Medo da justiça e dos justiceiros

Pintura Justicia, de Débora Arango

Pintura Justicia, de Débora Arango

“Um homem foi morto a pauladas pelos vizinhos, na Vila Maranhão, porque foi surpreendido roubando uma galinha”, informa o jornal Vias de Fato, em sua página no Facebook, no dia 17 de julho de 2014. Me chocam as notícias e as vivências dessa onda de “justiça” com as próprias mãos no Brasil. Realmente não sei se há uma crise de valores que está falindo com a noção de direitos, ou seria a falha da garantia de direitos que está gerando essa crise de valores. Fato é que está cada vez mais difícil saber quem é mocinho e quem é bandido.

Tem sido recorrentes os casos de linchamento de suspeitos de crimes e bandidos por “cidadãos de bem”. Eles ganham força mesmo após moradores de uma comunidade do Guarajá, em São Paulo, agredirem até a morte uma dona de casa que foi erroneamente identificada como a pessoa que realizava rituais de magia com crianças. Exemplo disso, recentemente, no centro comercial de São Luís, há poucos metros de onde eu estava, houve uma tentativa frustrada de assalto à uma loja, e o assaltante escapou após dar um tiro para o alto. No alvoroço, um homem muito exaltado chamou minha atenção. Ele questionava porque seguranças não atiraram no homem. Como o assaltante estava armado, ele também se dizia revoltado por não poder ir à caça.

Do assaltante não vi nem o rastro. Mas, fique intrigada com este vendedor ambulante, que suponho, costuma acordar cedo e encarar sol e chuva para garantir seu sustento, disposto a abandonar sua mercadoria e ir fazer o que achava certo: dar uma lição ao meliante. À primeira vista parece justo. Deve ser por isso que atos como esse são calorosamente defendidos nas mídias sociais, e qualquer menção aos Direitos Humanos é desqualificada. O comentário mais comum parece um bordão nacional de tantas vezes que li: “Tá com pena? Leva pra casa.”

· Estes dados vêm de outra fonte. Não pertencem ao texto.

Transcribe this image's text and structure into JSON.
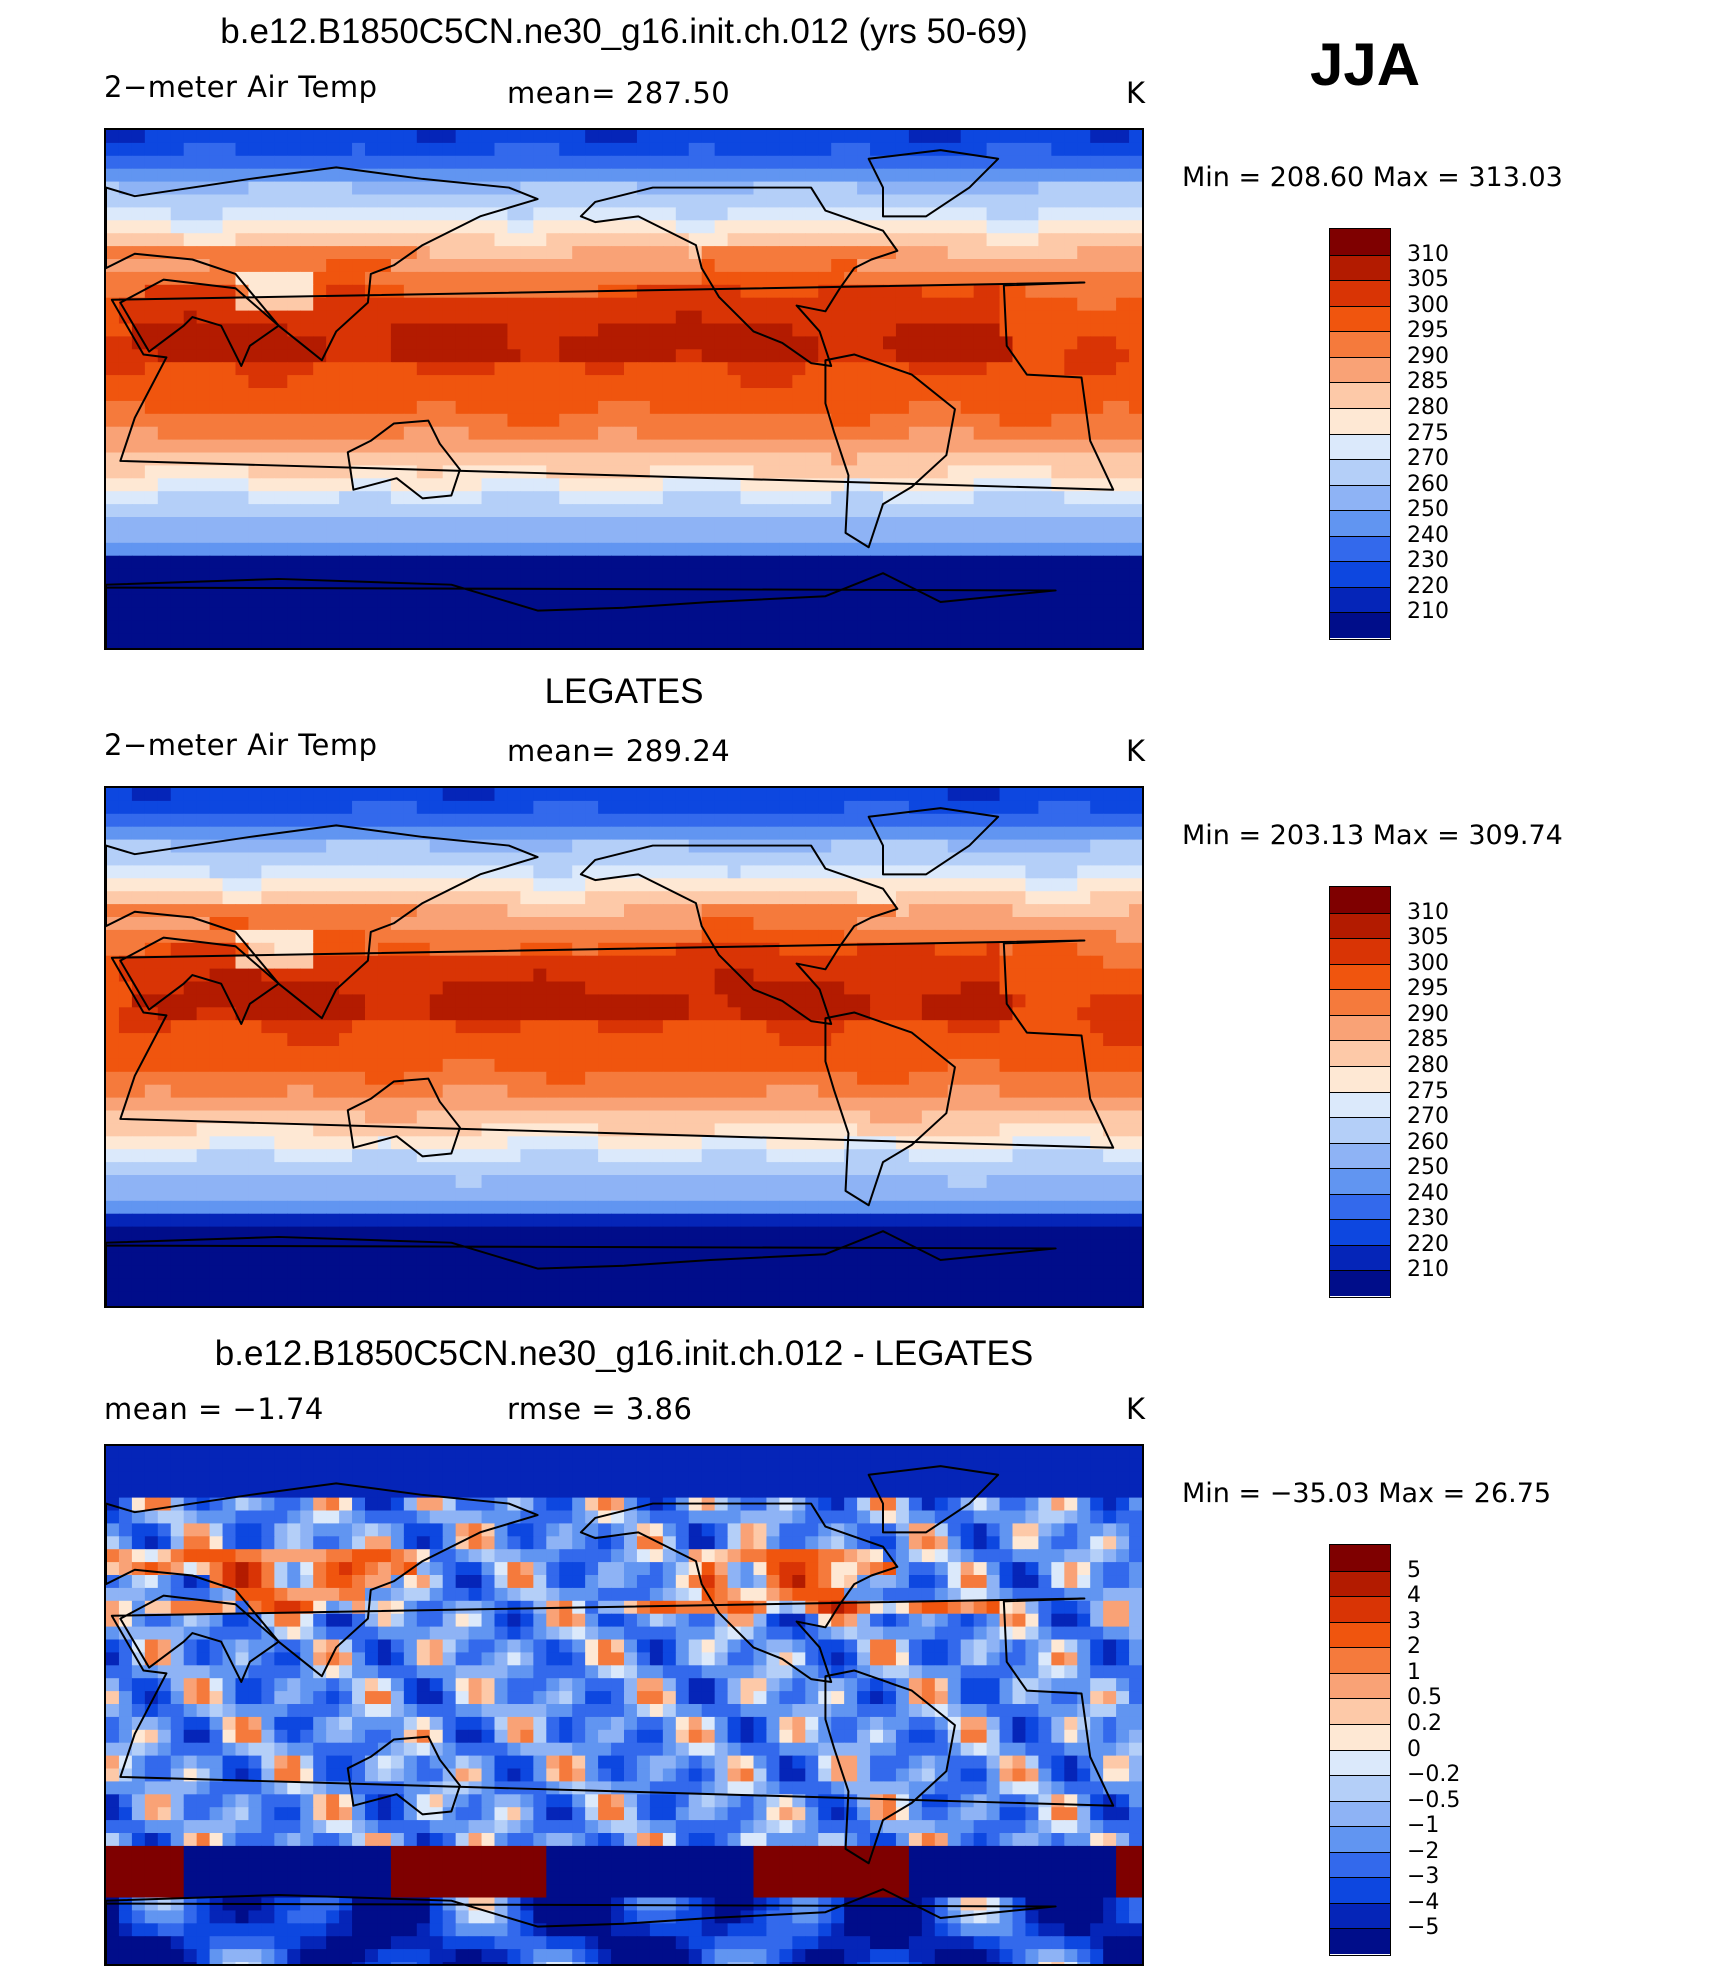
{
  "season": "JJA",
  "panels": [
    {
      "title": "b.e12.B1850C5CN.ne30_g16.init.ch.012 (yrs 50-69)",
      "left_label": "2−meter Air Temp",
      "center_label": "mean=  287.50",
      "units": "K",
      "min_max": "Min  =  208.60  Max  =  313.03",
      "colorbar_labels": [
        "310",
        "305",
        "300",
        "295",
        "290",
        "285",
        "280",
        "275",
        "270",
        "260",
        "250",
        "240",
        "230",
        "220",
        "210"
      ],
      "field_type": "model"
    },
    {
      "title": "LEGATES",
      "left_label": "2−meter Air Temp",
      "center_label": "mean=  289.24",
      "units": "K",
      "min_max": "Min  =  203.13  Max  =  309.74",
      "colorbar_labels": [
        "310",
        "305",
        "300",
        "295",
        "290",
        "285",
        "280",
        "275",
        "270",
        "260",
        "250",
        "240",
        "230",
        "220",
        "210"
      ],
      "field_type": "obs"
    },
    {
      "title": "b.e12.B1850C5CN.ne30_g16.init.ch.012 - LEGATES",
      "left_label": "mean  =     −1.74",
      "center_label": "rmse  =     3.86",
      "units": "K",
      "min_max": "Min  =  −35.03  Max  =    26.75",
      "colorbar_labels": [
        "5",
        "4",
        "3",
        "2",
        "1",
        "0.5",
        "0.2",
        "0",
        "−0.2",
        "−0.5",
        "−1",
        "−2",
        "−3",
        "−4",
        "−5"
      ],
      "field_type": "diff"
    }
  ],
  "colors": {
    "palette": [
      "#7f0000",
      "#b31b00",
      "#d93405",
      "#f0550e",
      "#f57a3c",
      "#f9a276",
      "#fdc9a8",
      "#fee8d4",
      "#dbe9fb",
      "#b4cff8",
      "#8eb3f5",
      "#6195f1",
      "#3369ec",
      "#0d47e0",
      "#0525b8",
      "#000d8a"
    ],
    "coastline": "#000000"
  }
}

Mas onde está a polícia ou Justiça, cuja a incompetência é motivo para os que fazem justiça com as próprias mãos? Uma parte dela está também seguindo a máxima do bandido bom é bandido morto. Muitos de nós vimos ontem pela TV policiais do Rio de Janeiro perseguirem, prenderem e executarem adolescentes no Morro do Sumaré. Outros, aqui mesmo em São Luís, vivenciamos o desrespeito à vida e a humilhação por parte da polícia no nosso cotidiano.

Pessoalmente, a minha sensação de insegurança só aumenta. Sinto nossos valores pessoais e o sistema de garantia de direitos frágeis, e a barbárie à um triz. Diante disso, me pergunto: o que diferencia bandidos, polícia e justiceiros? Quem após matar, dorme o sono dos justos?